With the increased attention being paid to the #MeToo movement and the existence of federal law that provides capped remedies and permits mandatory arbitration of sexual harassment claims,, states and cities are enacting legislation to create greater legal rights for sexual harassment claimants  For example, New York recently enacted legislation that, among other things, prohibits enforcement of pre-dispute agreements mandating arbitration of sexual harassment claims.  In the wake of recent U.S. Supreme Court decision in Epic Systems Corp. v. Lewis, one might wonder: Is the prohibition of voluntary arbitration agreements preempted by the Federal Arbitration Act?

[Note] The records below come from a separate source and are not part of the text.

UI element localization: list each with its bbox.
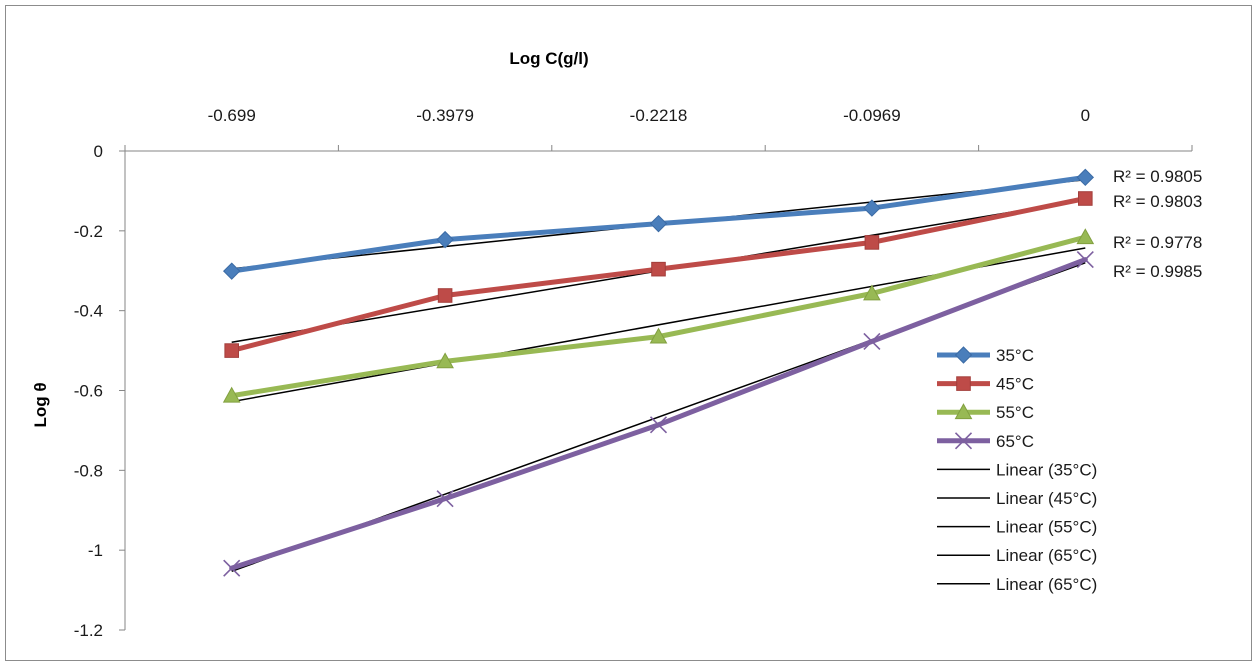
r2-label: R² = 0.9985 — [1113, 262, 1202, 281]
x-axis-title: Log C(g/l) — [509, 49, 588, 68]
axes: 0 -0.2 -0.4 -0.6 -0.8 -1 -1.2 -0.699 -0.3979 -0.2… — [74, 106, 1193, 640]
y-tick-label: -1 — [88, 541, 103, 560]
series-layer — [222, 168, 1095, 577]
triangle-marker — [954, 403, 973, 420]
diamond-marker — [1076, 168, 1095, 187]
r2-label: R² = 0.9805 — [1113, 167, 1202, 186]
y-tick-label: 0 — [94, 142, 103, 161]
x-marker — [436, 490, 454, 508]
square-marker — [956, 376, 971, 391]
diamond-marker — [222, 262, 241, 280]
legend-label: Linear (35°C) — [996, 460, 1097, 479]
legend-label: 35°C — [996, 346, 1034, 365]
diamond-marker — [649, 214, 668, 233]
x-marker-stroke — [954, 432, 973, 450]
legend-label: Linear (55°C) — [996, 518, 1097, 537]
x-marker — [863, 332, 881, 350]
legend-label: Linear (45°C) — [996, 489, 1097, 508]
y-tick-label: -0.4 — [74, 302, 103, 321]
diamond-marker — [863, 199, 881, 217]
y-tick-label: -0.2 — [74, 222, 103, 241]
x-marker-stroke — [649, 416, 668, 434]
triangle-marker — [1076, 228, 1095, 245]
triangle-marker — [222, 386, 241, 403]
x-marker — [649, 416, 668, 434]
y-axis-title: Log θ — [31, 382, 50, 427]
r2-label: R² = 0.9803 — [1113, 192, 1202, 211]
x-marker-stroke — [863, 332, 881, 350]
x-tick-label: 0 — [1081, 106, 1090, 125]
square-marker — [437, 288, 453, 303]
x-marker — [223, 559, 241, 577]
r2-label: R² = 0.9778 — [1113, 233, 1202, 252]
x-marker — [954, 432, 973, 450]
x-tick-label: -0.3979 — [416, 106, 474, 125]
y-tick-label: -0.6 — [74, 382, 103, 401]
diamond-marker — [436, 230, 454, 249]
square-marker — [864, 235, 880, 250]
chart-frame — [5, 5, 1252, 661]
square-marker — [651, 261, 666, 277]
x-marker-stroke — [1076, 251, 1094, 269]
square-marker — [1078, 191, 1093, 206]
diamond-marker — [954, 346, 973, 364]
legend-label: 65°C — [996, 432, 1034, 451]
legend-label: 55°C — [996, 403, 1034, 422]
triangle-marker — [863, 284, 881, 301]
triangle-marker — [436, 352, 454, 369]
x-marker-stroke — [223, 559, 241, 577]
x-tick-label: -0.0969 — [843, 106, 901, 125]
legend-label: Linear (65°C) — [996, 546, 1097, 565]
square-marker — [224, 343, 239, 358]
r2-labels: R² = 0.9805 R² = 0.9803 R² = 0.9778 R² = 0.… — [1113, 167, 1202, 281]
y-tick-label: -1.2 — [74, 621, 103, 640]
y-tick-label: -0.8 — [74, 461, 103, 480]
x-tick-label: -0.2218 — [630, 106, 688, 125]
legend-label: 45°C — [996, 375, 1034, 394]
x-marker-stroke — [436, 490, 454, 508]
triangle-marker — [649, 327, 668, 344]
x-marker — [1076, 251, 1094, 269]
legend-label: Linear (65°C) — [996, 575, 1097, 594]
x-tick-label: -0.699 — [208, 106, 256, 125]
legend: 35°C 45°C 55°C 65°C Linear (35°C) Linear (45°… — [937, 346, 1097, 594]
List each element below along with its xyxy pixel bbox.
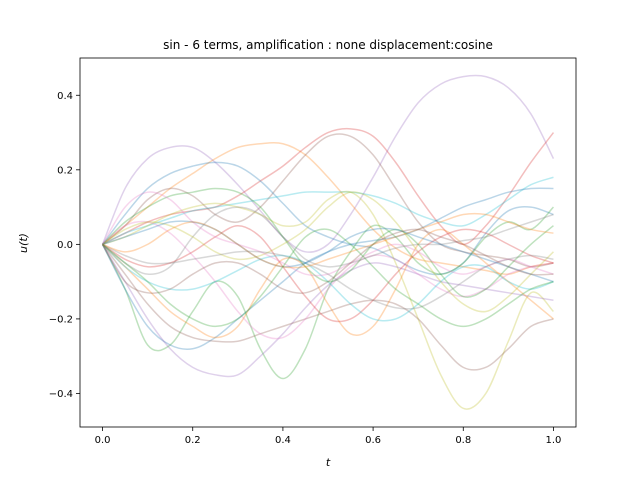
x-axis: 0.0 0.2 0.4 0.6 0.8 1.0 — [95, 427, 562, 446]
series-line-12 — [102, 228, 554, 339]
series-line-1 — [101, 74, 555, 253]
series-line-13 — [102, 220, 554, 340]
series-line-17 — [102, 187, 554, 298]
series-line-8 — [101, 206, 554, 380]
series-line-16 — [102, 243, 554, 322]
y-tick-label: −0.2 — [49, 314, 73, 325]
series-line-11 — [101, 243, 554, 371]
y-axis: −0.4 −0.2 0.0 0.2 0.4 — [49, 91, 80, 400]
series-line-21 — [102, 220, 554, 283]
x-tick-label: 0.0 — [95, 435, 111, 446]
chart-title: sin - 6 terms, amplification : none disp… — [163, 38, 493, 52]
series-line-5 — [101, 161, 554, 276]
series-line-9 — [101, 187, 554, 350]
x-tick-label: 0.2 — [185, 435, 201, 446]
series-line-18 — [102, 191, 554, 313]
series-line-23 — [101, 228, 554, 294]
x-tick-label: 0.4 — [275, 435, 291, 446]
series-line-3 — [102, 127, 555, 246]
series-line-24 — [102, 228, 554, 328]
series-line-6 — [102, 176, 554, 246]
series-lines — [101, 74, 555, 410]
series-line-19 — [101, 191, 554, 277]
series-line-7 — [102, 190, 554, 410]
series-line-2 — [102, 141, 554, 275]
series-line-20 — [102, 243, 554, 310]
x-axis-label: t — [326, 456, 331, 469]
series-line-4 — [102, 133, 554, 268]
y-tick-label: 0.4 — [57, 91, 73, 102]
series-line-15 — [102, 224, 554, 323]
y-axis-label: u(t) — [17, 233, 30, 253]
series-line-10 — [101, 243, 554, 378]
y-tick-label: −0.4 — [49, 389, 73, 400]
axes-frame — [79, 57, 577, 428]
x-tick-label: 1.0 — [546, 435, 562, 446]
x-tick-label: 0.8 — [455, 435, 471, 446]
y-tick-label: 0.2 — [57, 165, 73, 176]
series-line-22 — [102, 212, 554, 269]
y-tick-label: 0.0 — [57, 240, 73, 251]
x-tick-label: 0.6 — [365, 435, 381, 446]
series-line-14 — [102, 206, 554, 276]
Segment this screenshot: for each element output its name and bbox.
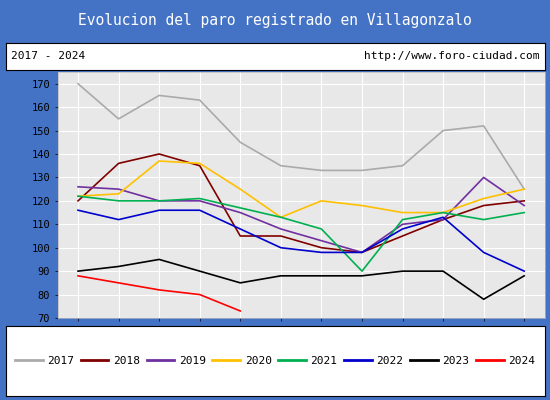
Text: 2017 - 2024: 2017 - 2024 <box>11 51 85 61</box>
Text: http://www.foro-ciudad.com: http://www.foro-ciudad.com <box>364 51 539 61</box>
Text: Evolucion del paro registrado en Villagonzalo: Evolucion del paro registrado en Villago… <box>78 14 472 28</box>
Legend: 2017, 2018, 2019, 2020, 2021, 2022, 2023, 2024: 2017, 2018, 2019, 2020, 2021, 2022, 2023… <box>10 352 540 370</box>
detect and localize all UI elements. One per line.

In Epic, the Court reiterated that the Federal Arbitration Act (“FAA”) was enacted in response to the reluctance of some courts to enforce pre-dispute arbitration agreements. In its ruling, the U.S. Supreme Court reiterated that it is recognized law that courts must “rigorously [] enforce arbitration agreements according to their terms, including terms that specify with whom the parties choose to arbitrate their disputes and the rules under which that arbitration will be conducted.”  With this in mind, it is unclear whether state legislation, such as the one passed in New York prohibiting arbitration agreements, would be preempted by the FAA.  In other words, it is possible that the federal FAA and long standing court precedent favoring arbitration might override state law attempts to bar parties from agreeing to arbitrate.

We expect that there will be litigation challenging the New York law (and legislation in other states), which will focus on the pre-emption issue, i.e., can a nonfederal law override the FAA? For that reason, we suggest that employers consider back-up contractual jury trials waivers (covenants that are dependent upon state law and state court rulings).